Виктор вздохнул, и на мгновение в его взгляде вспыхнула злость, но она тут же сменилась печалью.
— Кто это был? — вдруг поинтересовался он.
— Роберт?
— Видимо, вы любили его как брата.
— Больше, — ответил Говард и замолчал.
Внезапно его злость и решимость испарились. Теперь перед Виктором сидел раздавленный, страдающий человек, лишившийся всех своих сил.
— Это был… сын моего лучшего друга, — после паузы сказал Говард. — Сын моего единственного друга. Но было еще кое-что. Я не могу этого объяснить, Виктор, но он… Видите ли, когда умер его отец, мне показалось, что какая-то часть меня тоже погибла. После того как Роберт сообщил мне о смерти Андары, я был в отчаянии, и мне кажется, что я не сумел бы справиться с этой болью, если бы Роберта не было рядом. Но если теперь еще и он погибнет… — Покачав головой, Говард сжал кулаки, его невидящий взгляд устремился куда-то мимо Виктора. — Я этого не вынесу. Он не должен умереть.

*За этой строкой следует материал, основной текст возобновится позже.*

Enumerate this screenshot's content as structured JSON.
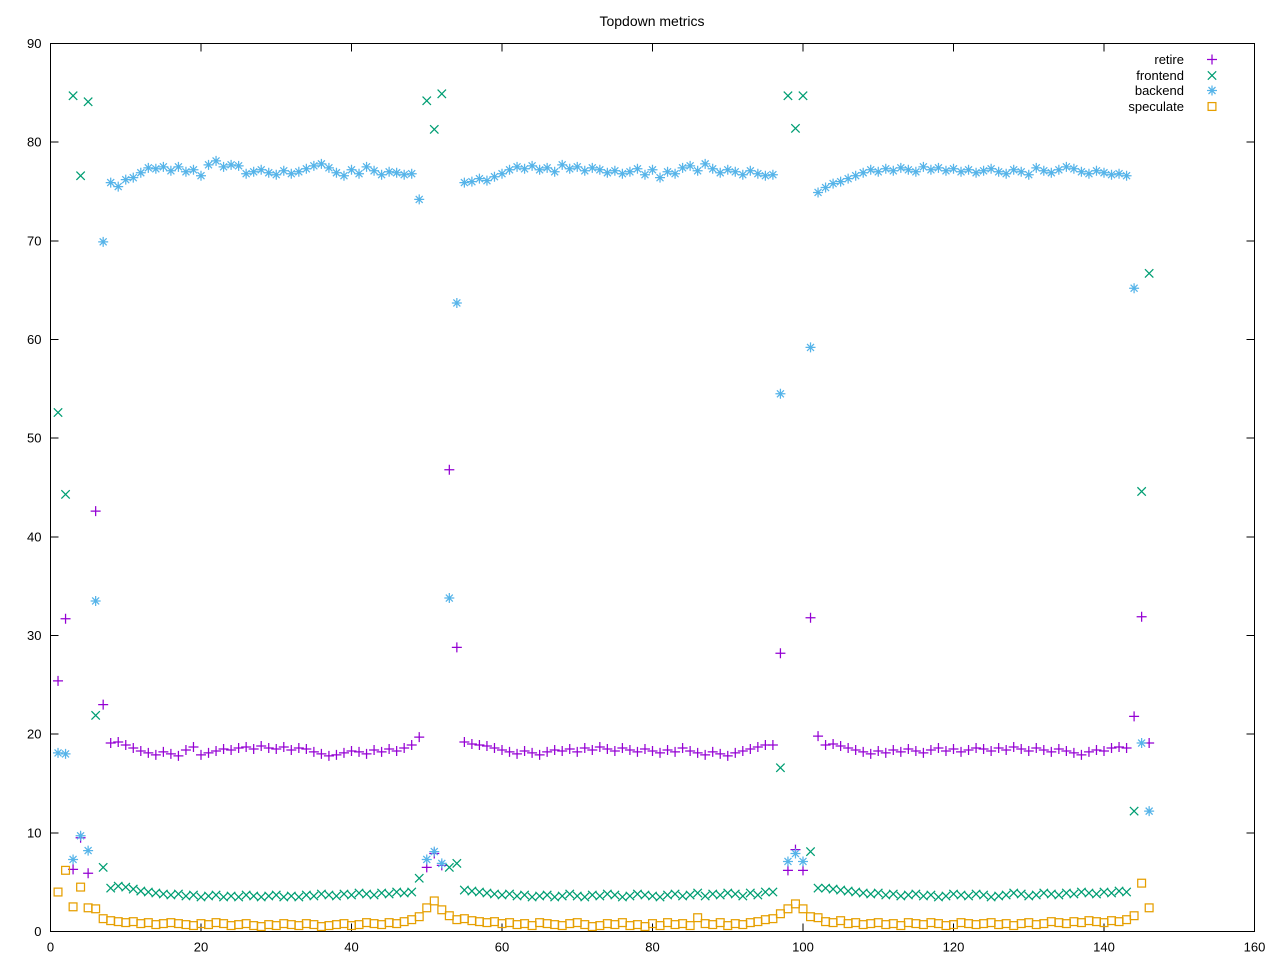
{
  "title": "Topdown metrics",
  "chart_data": {
    "type": "scatter",
    "title": "Topdown metrics",
    "xlabel": "",
    "ylabel": "",
    "xlim": [
      0,
      160
    ],
    "ylim": [
      0,
      90
    ],
    "x_ticks": [
      0,
      20,
      40,
      60,
      80,
      100,
      120,
      140,
      160
    ],
    "y_ticks": [
      0,
      10,
      20,
      30,
      40,
      50,
      60,
      70,
      80,
      90
    ],
    "grid": false,
    "legend_position": "top-right-inside",
    "x": [
      1,
      2,
      3,
      4,
      5,
      6,
      7,
      8,
      9,
      10,
      11,
      12,
      13,
      14,
      15,
      16,
      17,
      18,
      19,
      20,
      21,
      22,
      23,
      24,
      25,
      26,
      27,
      28,
      29,
      30,
      31,
      32,
      33,
      34,
      35,
      36,
      37,
      38,
      39,
      40,
      41,
      42,
      43,
      44,
      45,
      46,
      47,
      48,
      49,
      50,
      51,
      52,
      53,
      54,
      55,
      56,
      57,
      58,
      59,
      60,
      61,
      62,
      63,
      64,
      65,
      66,
      67,
      68,
      69,
      70,
      71,
      72,
      73,
      74,
      75,
      76,
      77,
      78,
      79,
      80,
      81,
      82,
      83,
      84,
      85,
      86,
      87,
      88,
      89,
      90,
      91,
      92,
      93,
      94,
      95,
      96,
      97,
      98,
      99,
      100,
      101,
      102,
      103,
      104,
      105,
      106,
      107,
      108,
      109,
      110,
      111,
      112,
      113,
      114,
      115,
      116,
      117,
      118,
      119,
      120,
      121,
      122,
      123,
      124,
      125,
      126,
      127,
      128,
      129,
      130,
      131,
      132,
      133,
      134,
      135,
      136,
      137,
      138,
      139,
      140,
      141,
      142,
      143,
      144,
      145,
      146
    ],
    "series": [
      {
        "name": "retire",
        "marker": "plus",
        "color": "#9400D3",
        "values": [
          25.4,
          31.7,
          6.3,
          9.5,
          5.9,
          42.6,
          23.0,
          19.1,
          19.2,
          18.9,
          18.6,
          18.3,
          18.1,
          17.9,
          18.2,
          18.0,
          17.8,
          18.4,
          18.7,
          17.9,
          18.1,
          18.3,
          18.5,
          18.4,
          18.6,
          18.7,
          18.5,
          18.8,
          18.6,
          18.5,
          18.7,
          18.4,
          18.6,
          18.5,
          18.2,
          18.0,
          17.8,
          17.9,
          18.1,
          18.3,
          18.2,
          18.0,
          18.4,
          18.2,
          18.5,
          18.3,
          18.6,
          18.9,
          19.7,
          6.5,
          7.9,
          6.7,
          46.8,
          28.8,
          19.2,
          19.0,
          18.9,
          18.8,
          18.6,
          18.4,
          18.2,
          18.0,
          18.3,
          18.1,
          17.9,
          18.2,
          18.4,
          18.3,
          18.5,
          18.2,
          18.6,
          18.4,
          18.7,
          18.5,
          18.3,
          18.6,
          18.4,
          18.2,
          18.5,
          18.3,
          18.1,
          18.4,
          18.2,
          18.6,
          18.3,
          18.1,
          17.9,
          18.2,
          18.0,
          17.8,
          18.1,
          18.3,
          18.5,
          18.7,
          18.9,
          18.9,
          28.2,
          6.2,
          8.3,
          6.2,
          31.8,
          19.8,
          18.9,
          19.0,
          18.8,
          18.6,
          18.4,
          18.2,
          18.0,
          18.3,
          18.1,
          18.4,
          18.2,
          18.5,
          18.3,
          18.1,
          18.4,
          18.6,
          18.3,
          18.5,
          18.2,
          18.4,
          18.6,
          18.5,
          18.3,
          18.6,
          18.4,
          18.7,
          18.5,
          18.3,
          18.6,
          18.4,
          18.2,
          18.5,
          18.3,
          18.1,
          17.9,
          18.2,
          18.4,
          18.3,
          18.6,
          18.7,
          18.6,
          21.8,
          31.9,
          19.1
        ]
      },
      {
        "name": "frontend",
        "marker": "cross",
        "color": "#009E73",
        "values": [
          52.6,
          44.3,
          84.7,
          76.6,
          84.1,
          21.9,
          6.5,
          4.4,
          4.6,
          4.5,
          4.3,
          4.1,
          4.0,
          3.9,
          3.8,
          3.7,
          3.8,
          3.6,
          3.7,
          3.5,
          3.6,
          3.7,
          3.5,
          3.6,
          3.5,
          3.7,
          3.6,
          3.5,
          3.6,
          3.7,
          3.5,
          3.6,
          3.5,
          3.7,
          3.6,
          3.8,
          3.7,
          3.6,
          3.8,
          3.7,
          3.9,
          3.8,
          3.7,
          3.9,
          3.8,
          4.0,
          3.9,
          4.0,
          5.4,
          84.2,
          81.3,
          84.9,
          6.5,
          6.9,
          4.2,
          4.1,
          4.0,
          3.9,
          3.8,
          3.7,
          3.8,
          3.6,
          3.7,
          3.5,
          3.6,
          3.7,
          3.5,
          3.6,
          3.8,
          3.6,
          3.5,
          3.7,
          3.6,
          3.8,
          3.7,
          3.5,
          3.6,
          3.8,
          3.7,
          3.6,
          3.5,
          3.7,
          3.8,
          3.6,
          3.7,
          3.9,
          3.6,
          3.8,
          3.7,
          3.9,
          3.8,
          3.6,
          3.9,
          3.7,
          4.0,
          4.0,
          16.6,
          84.7,
          81.4,
          84.7,
          8.1,
          4.4,
          4.4,
          4.3,
          4.2,
          4.1,
          4.0,
          3.9,
          3.8,
          3.9,
          3.7,
          3.8,
          3.6,
          3.7,
          3.8,
          3.6,
          3.7,
          3.5,
          3.6,
          3.8,
          3.7,
          3.6,
          3.8,
          3.7,
          3.5,
          3.6,
          3.7,
          3.9,
          3.8,
          3.6,
          3.7,
          3.9,
          3.8,
          3.7,
          3.9,
          3.8,
          4.0,
          3.9,
          3.8,
          4.0,
          3.9,
          4.1,
          4.0,
          12.2,
          44.6,
          66.7
        ]
      },
      {
        "name": "backend",
        "marker": "asterisk",
        "color": "#56B4E9",
        "values": [
          18.1,
          18.0,
          7.3,
          9.7,
          8.2,
          33.5,
          69.9,
          75.9,
          75.5,
          76.2,
          76.4,
          76.9,
          77.4,
          77.3,
          77.5,
          77.1,
          77.5,
          77.0,
          77.2,
          76.6,
          77.7,
          78.1,
          77.5,
          77.7,
          77.6,
          76.8,
          77.0,
          77.2,
          76.9,
          76.7,
          77.1,
          76.8,
          77.0,
          77.3,
          77.6,
          77.8,
          77.4,
          76.9,
          76.6,
          77.2,
          76.8,
          77.5,
          77.1,
          76.7,
          77.0,
          76.9,
          76.7,
          76.8,
          74.2,
          7.3,
          8.1,
          6.9,
          33.8,
          63.7,
          75.9,
          76.0,
          76.3,
          76.1,
          76.5,
          76.8,
          77.2,
          77.5,
          77.3,
          77.6,
          77.2,
          77.4,
          77.0,
          77.7,
          77.3,
          77.5,
          77.1,
          77.4,
          77.2,
          76.9,
          77.1,
          76.8,
          77.0,
          77.3,
          76.7,
          77.2,
          76.4,
          77.0,
          76.8,
          77.4,
          77.6,
          77.1,
          77.8,
          77.3,
          76.9,
          77.2,
          77.0,
          76.7,
          77.1,
          76.8,
          76.6,
          76.7,
          54.5,
          7.1,
          7.9,
          7.1,
          59.2,
          74.9,
          75.4,
          75.8,
          76.0,
          76.3,
          76.6,
          76.9,
          77.2,
          77.0,
          77.3,
          77.1,
          77.4,
          77.2,
          77.0,
          77.5,
          77.2,
          77.4,
          77.1,
          77.3,
          77.0,
          77.2,
          76.9,
          77.1,
          77.3,
          77.0,
          76.8,
          77.2,
          77.0,
          76.7,
          77.4,
          77.1,
          76.9,
          77.2,
          77.5,
          77.3,
          77.0,
          76.8,
          77.1,
          76.9,
          76.7,
          76.8,
          76.6,
          65.2,
          19.1,
          12.2
        ]
      },
      {
        "name": "speculate",
        "marker": "square",
        "color": "#E69F00",
        "values": [
          4.0,
          6.2,
          2.5,
          4.5,
          2.4,
          2.3,
          1.3,
          1.1,
          1.0,
          0.9,
          1.0,
          0.8,
          0.9,
          0.7,
          0.8,
          0.9,
          0.8,
          0.7,
          0.6,
          0.8,
          0.7,
          0.9,
          0.8,
          0.6,
          0.7,
          0.8,
          0.6,
          0.5,
          0.7,
          0.6,
          0.8,
          0.7,
          0.6,
          0.8,
          0.7,
          0.5,
          0.6,
          0.7,
          0.8,
          0.6,
          0.7,
          0.9,
          0.8,
          0.7,
          0.9,
          0.8,
          1.0,
          1.2,
          1.5,
          2.4,
          3.1,
          2.2,
          1.6,
          1.2,
          1.3,
          1.1,
          1.0,
          0.9,
          1.0,
          0.8,
          0.9,
          0.7,
          0.8,
          0.6,
          0.9,
          0.8,
          0.7,
          0.6,
          0.8,
          0.9,
          0.7,
          0.5,
          0.6,
          0.8,
          0.7,
          0.9,
          0.6,
          0.7,
          0.5,
          0.8,
          0.6,
          0.9,
          0.7,
          0.8,
          0.6,
          1.4,
          0.8,
          0.7,
          0.9,
          0.6,
          0.8,
          0.7,
          0.9,
          1.0,
          1.2,
          1.3,
          1.8,
          2.3,
          2.8,
          2.3,
          1.5,
          1.4,
          1.0,
          0.9,
          1.1,
          0.8,
          0.9,
          0.7,
          0.8,
          0.9,
          0.7,
          0.8,
          0.6,
          0.9,
          0.8,
          0.7,
          0.9,
          0.8,
          0.6,
          0.7,
          0.9,
          0.8,
          0.7,
          0.8,
          0.9,
          0.7,
          0.8,
          0.6,
          0.8,
          0.9,
          0.7,
          0.8,
          1.0,
          0.9,
          0.8,
          1.0,
          0.9,
          1.1,
          1.0,
          0.9,
          1.1,
          1.0,
          1.2,
          1.6,
          4.9,
          2.4
        ]
      }
    ]
  }
}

— Но он уже мертв, Говард, — прошептал Виктор. — Поймите же. Он умер более двенадцати часов назад. Ничто в мире не сможет воскресить его.
— Вы сможете!
— Не смогу, — спокойно ответил Виктор. — Когда-то я пытался создать жизнь, но из-за этого погибло много людей. Но даже если бы это было в моей власти, я вряд ли имею право… — Нагнувшись вперед, он опустил ладони на стол и решительно посмотрел на Говарда. В его взгляде светилась боль. — Что же мне делать, если завтра ко мне придет мать с телом своего ребенка? Мне что, отослать ее прочь? Или я должен выбирать, кому жить, а кому нет? Вы понимаете, чего от меня требуете, Говард?
— Я требую, чтобы вы вернули мне долг, Виктор, — настаивал Говард. — Я спас вам жизнь! Без меня толпа линчевала бы вас. Неужели я должен напоминать вам об этом?
— Нет, черт побери, не должны! — рявкнул Виктор, чуть не вскочив со стула. Было видно, что он едва сдерживает себя. — Вы требуете, чтобы я изображал из себя Бога, Говард. — Теперь в его голосе звучала скорее мольба, чем гнев.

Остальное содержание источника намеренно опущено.